Linda McCartney's Sixties: A Portrait of an Era
- Author: Linda McCartney
- Language: English
- Genre: Photo Book
- Publisher: Bulfinch
- Publication date: October 13, 1992
- Publication place: United States
- Media type: Print (Hardback & Paperback)
- Pages: 176 pages
- ISBN: 0-8212-1959-6
- OCLC: 25632233
- Dewey Decimal: 781.66/09/046 20
- LC Class: ML87 .M4 1992

= Linda McCartney's Sixties =

Linda McCartney's Sixties: Portrait of an Era (published on 13 October 1992) is a book by Linda McCartney which presents a number of selected photographic portraits of rock legends. Linda McCartney's Sixties: Portrait of an Era continues to be the most famous work by McCartney. The text was written from interviews with Linda by Steve Turner who would go on to write 'A Hard Day's Write: The Stories Behind Every Beatles' Song' and 'The Gospel According to the Beatles.'

Portrait of an Era is the first museum show of her work in the United States since her death in April 1998. It is a selection of 50 photographs of some of the greatest names in the world of rock music captured in black and white on exquisite platinum prints and silvertone, and in color. Among the bands and musicians portrayed are those that have become icons of late-twentieth-century popular music: Jimi Hendrix, Aretha Franklin, the Rolling Stones, the Who, Paul McCartney, John Lennon, B. B. King, Jim Morrison, Janis Joplin, Ray Charles, The Beatles, the Grateful Dead and Otis Redding.

"My big break was in June 1966 with the Rolling Stones.

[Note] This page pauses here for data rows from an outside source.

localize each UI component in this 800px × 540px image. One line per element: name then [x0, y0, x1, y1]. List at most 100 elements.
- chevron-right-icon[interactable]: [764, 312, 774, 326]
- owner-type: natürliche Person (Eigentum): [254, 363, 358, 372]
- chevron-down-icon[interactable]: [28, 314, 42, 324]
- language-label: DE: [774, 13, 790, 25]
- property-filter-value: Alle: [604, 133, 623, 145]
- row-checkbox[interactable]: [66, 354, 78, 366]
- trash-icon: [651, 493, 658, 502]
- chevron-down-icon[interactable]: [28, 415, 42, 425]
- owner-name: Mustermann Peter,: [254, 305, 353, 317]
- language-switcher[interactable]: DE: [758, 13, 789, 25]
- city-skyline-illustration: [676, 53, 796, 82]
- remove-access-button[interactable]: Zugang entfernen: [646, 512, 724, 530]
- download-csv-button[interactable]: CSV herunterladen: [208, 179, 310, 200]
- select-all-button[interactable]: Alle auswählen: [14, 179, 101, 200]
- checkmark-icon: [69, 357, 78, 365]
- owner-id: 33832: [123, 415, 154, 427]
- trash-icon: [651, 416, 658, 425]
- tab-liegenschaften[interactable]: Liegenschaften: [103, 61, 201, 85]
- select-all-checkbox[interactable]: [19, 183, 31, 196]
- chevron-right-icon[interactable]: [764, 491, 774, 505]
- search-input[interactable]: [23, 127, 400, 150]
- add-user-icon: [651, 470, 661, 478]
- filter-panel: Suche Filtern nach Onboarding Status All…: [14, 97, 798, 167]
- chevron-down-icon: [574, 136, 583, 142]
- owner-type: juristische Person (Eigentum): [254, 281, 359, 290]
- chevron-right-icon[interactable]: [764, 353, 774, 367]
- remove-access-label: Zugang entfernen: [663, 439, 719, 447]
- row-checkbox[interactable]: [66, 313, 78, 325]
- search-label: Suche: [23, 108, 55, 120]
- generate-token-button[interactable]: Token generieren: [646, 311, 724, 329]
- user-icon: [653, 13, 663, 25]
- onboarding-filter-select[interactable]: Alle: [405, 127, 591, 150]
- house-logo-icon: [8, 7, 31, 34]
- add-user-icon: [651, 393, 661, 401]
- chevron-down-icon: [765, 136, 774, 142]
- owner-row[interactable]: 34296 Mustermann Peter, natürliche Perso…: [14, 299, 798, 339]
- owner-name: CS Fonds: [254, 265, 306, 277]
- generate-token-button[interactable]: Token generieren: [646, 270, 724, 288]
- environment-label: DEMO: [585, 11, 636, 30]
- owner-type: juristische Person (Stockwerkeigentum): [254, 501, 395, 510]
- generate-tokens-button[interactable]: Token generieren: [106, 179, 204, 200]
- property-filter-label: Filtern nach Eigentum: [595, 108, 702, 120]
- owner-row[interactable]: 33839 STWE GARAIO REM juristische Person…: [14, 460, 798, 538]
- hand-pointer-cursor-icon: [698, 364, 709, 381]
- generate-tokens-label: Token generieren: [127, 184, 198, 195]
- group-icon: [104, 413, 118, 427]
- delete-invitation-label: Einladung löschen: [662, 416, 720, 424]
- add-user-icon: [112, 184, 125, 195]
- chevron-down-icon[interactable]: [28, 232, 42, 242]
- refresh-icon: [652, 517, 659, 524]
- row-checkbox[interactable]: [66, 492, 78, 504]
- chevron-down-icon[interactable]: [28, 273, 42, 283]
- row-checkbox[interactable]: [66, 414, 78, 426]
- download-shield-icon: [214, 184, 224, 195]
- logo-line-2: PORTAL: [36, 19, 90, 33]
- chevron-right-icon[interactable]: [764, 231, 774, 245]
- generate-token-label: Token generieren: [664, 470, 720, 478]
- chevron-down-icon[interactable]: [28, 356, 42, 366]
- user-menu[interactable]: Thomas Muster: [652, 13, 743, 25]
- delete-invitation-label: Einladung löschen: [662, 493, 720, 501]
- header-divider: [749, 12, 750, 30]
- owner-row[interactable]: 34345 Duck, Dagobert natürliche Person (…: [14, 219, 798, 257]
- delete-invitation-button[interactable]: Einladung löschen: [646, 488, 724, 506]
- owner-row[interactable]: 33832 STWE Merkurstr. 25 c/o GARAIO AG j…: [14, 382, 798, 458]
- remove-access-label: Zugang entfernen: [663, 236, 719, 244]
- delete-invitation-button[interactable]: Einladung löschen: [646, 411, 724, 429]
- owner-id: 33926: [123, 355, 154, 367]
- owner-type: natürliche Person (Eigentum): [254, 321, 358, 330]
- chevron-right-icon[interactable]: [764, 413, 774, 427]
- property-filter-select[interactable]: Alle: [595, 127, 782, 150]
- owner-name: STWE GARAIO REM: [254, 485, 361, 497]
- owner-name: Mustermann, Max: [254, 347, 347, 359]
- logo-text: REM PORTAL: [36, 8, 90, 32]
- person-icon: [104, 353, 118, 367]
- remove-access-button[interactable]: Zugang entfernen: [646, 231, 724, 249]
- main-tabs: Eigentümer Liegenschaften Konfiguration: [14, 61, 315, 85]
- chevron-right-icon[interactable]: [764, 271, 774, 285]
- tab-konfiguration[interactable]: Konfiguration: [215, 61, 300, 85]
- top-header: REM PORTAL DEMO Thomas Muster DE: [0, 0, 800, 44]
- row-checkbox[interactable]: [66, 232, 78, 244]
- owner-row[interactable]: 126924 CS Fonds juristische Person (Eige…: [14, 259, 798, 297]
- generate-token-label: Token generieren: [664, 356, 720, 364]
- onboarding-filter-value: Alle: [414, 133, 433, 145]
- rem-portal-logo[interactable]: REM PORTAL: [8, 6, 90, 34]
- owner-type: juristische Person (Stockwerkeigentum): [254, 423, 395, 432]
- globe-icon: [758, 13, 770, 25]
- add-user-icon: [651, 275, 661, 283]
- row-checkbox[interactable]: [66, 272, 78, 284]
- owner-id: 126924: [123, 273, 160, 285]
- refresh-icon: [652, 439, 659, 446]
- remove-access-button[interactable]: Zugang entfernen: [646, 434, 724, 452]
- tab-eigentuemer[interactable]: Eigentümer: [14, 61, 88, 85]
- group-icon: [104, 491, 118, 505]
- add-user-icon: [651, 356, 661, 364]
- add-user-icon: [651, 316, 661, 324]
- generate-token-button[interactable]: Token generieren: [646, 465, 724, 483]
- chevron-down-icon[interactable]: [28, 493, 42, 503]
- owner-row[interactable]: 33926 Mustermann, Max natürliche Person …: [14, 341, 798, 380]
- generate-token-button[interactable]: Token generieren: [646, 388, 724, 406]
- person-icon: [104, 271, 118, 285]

This was a session which came about more or less by accident, as did so many good things at that time." Linda McCartney

This is how Linda McCartney begins her book Linda McCartney's Sixties: Portrait of an Era. It was also the beginning of her photographic career, which was to span more than three decades. During that time she not only widened her view from the world of Sixties rock music to include landscapes, still lifes and portraits of everyday life as she encountered it, she also developed her technical skills, not just in taking the picture but also in developing it. Her experiments with making sun prints, a photographic developing process dating back to the early years of photography in the nineteenth century, earned her the distinction of having her work exhibited at the Royal Photographic Society in Bath, England.

The book was published in Japan as シックスティーズ : 伝說のロック・アーティスト (‘The Sixties: Legendary Rock Stars’).